Os dois perfis agora apresentados, e levantados sensivelmente segundo as direcções E-W, mostram com certa aproximação, e muito esquematicamente, alguns dos aspectos estruturais da região, consequências dos acidentes tectónicos que nela se fizeram sentir.

2 - Tenho posto em evidência a existência de duas séries de quartzitos, orientados sensivelmente segundo a direcção N - S ou direcções vizinhas destas, naquela região.

Estas duas séries de quartzitos que em quase toda a sua extensão mostram uma estratificação original, estão separadas / 82 / por uma faixa de filites, que encerram os filões do «Grande Filão Metalífero da Beira».

Encostado ao lado oriental da série ocidental dos quartzitos, na área que fica ao sul da Banda de Além, existe uma espessa massa brechiforme associada a uma zona de esmagamento («crush-zone») dos quartzitos.

Na área compreendida entre o rio Antuã e a estrada para Vale de Cambra não se observa a massa de quartzitos, mas a brecha e a zona de esmagamento continua a ser observada. Observa-se em Pindelo de Baixo, e em toda a faixa de terreno situada a norte daquela aldeia, pelo menos até Nogueira do Cravo.

Portanto, a área ocupada pela brecha é mais extensa do que a que lhe destinei num esboço já publicado(2).

Posso, hoje, afirmar que aquela brecha ocupa uma faixa contínua entre Nogueira do Cravo e o rio Antuã.

Enquanto a sul do rio Antuã a brecha encosta directamente à série dos quartzitos, a norte do rio ela está afastada dos quartzitos e parece estar em contacto com filites, pelo menos nas zonas superficiais.

Esta brecha cujos fenoclastes são essencialmente, se não exclusivamente, de quartzito e filite, cuja matriz é rica em óxidos de ferro, sulfuretos, etc., aponta, segundo a minha actual opinião, uma maior extensão dos quartzitos nas zonas inferiores do subsolo da região.

Entre os lábios da falha, que a brecha localiza, foi triturada a massa dos quartzitos, simultaneamente ou posteriormente cimentados por elementos de soluções de origem profunda.

O movimento tectónico que teve como resultado a formação daquela brecha deve ter levado as massas de quartzitos a aflorarem à superfície, através do manto de filites que inicialmente as cobriam.

Daí o ser lógico aceitar que o contacto entre as filites e os quartzitos, na região de Oliveira de Azeméis, é marcado por falhas cujos planos de falha se orientam sensivelmente segundo direcções vizinhas da direcção N-S.

3 - Tenho procurado elementos que confirmem esta opinião.
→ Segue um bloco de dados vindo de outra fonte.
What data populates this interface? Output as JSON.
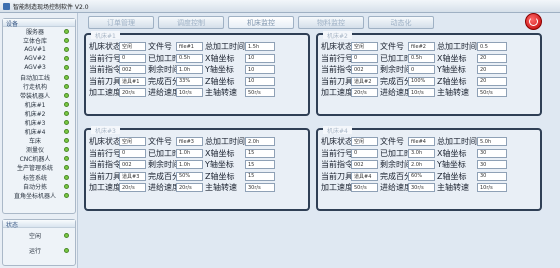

A - Encostado ao lado ocidental da série oriental dos quartzitos (Serra do Pereiro) existe um espesso e extenso afloramento de granito e pegmatito granítico. / 83 /

Este afloramento, que corre a oriente de Pinhão, fica limitado ao norte por Pindelo. O seu limite meridional parece poder ser colocado um pouco a norte da ribeira de Salgueiros.

É admissível que a erupção granítica se tenha utilizado de uma zona de fracturas aberta nas filites em contacto com os quartzitos, ou que a formação daquela zona tenha levado o granito a aflorar e ao contacto com os quartzitos.

Em nenhum ponto observei o contacto directo dos quartzitos com o granito.

 

 
 

Fig. 1 - Esquema traçado com as observações realizadas no «Monte do Sr. Luisinho» - Pinhão

 

No «monte do Sr. Luisinho) na vertente ocidental da Serra do Pereiro, a SE de Pinhão, uma vala aberta segundo a linha de maior declive permitiu verificar que, pelo menos naquele local, o afloramento granítico não contacta directamente com os quartzitos.

Uma estreita faixa de filites, com uma largura de cerca de 20 metros, separa o granito dos quartzitos, tal como muito esquematicamente está representado na figura 1.

Restos da cobertura filítica são também conservados ocultando completamente os quartzitos imediatamente a Norte do anticlinal da ribeira de Salgueiros.

Estes factos confirmam a opinião já formulada de que a deposição do material dos quartzitos foi anterior à do material donde se originaram as filites, isto é, os quartzitos são geologicamente mais velhos que as filites. / 84 /

B - A oriente de Bustelo pode observar-se a série ocidental dos quartzitos. A série dos quartzitos é, como já tenho acentuado, constituída nos arredores de Bustelo por dois afloramentos, um dos quais, o mais oriental, tem extensão limitada pela estrada para Vale de Cambra e a ribeira de Cavaleiros.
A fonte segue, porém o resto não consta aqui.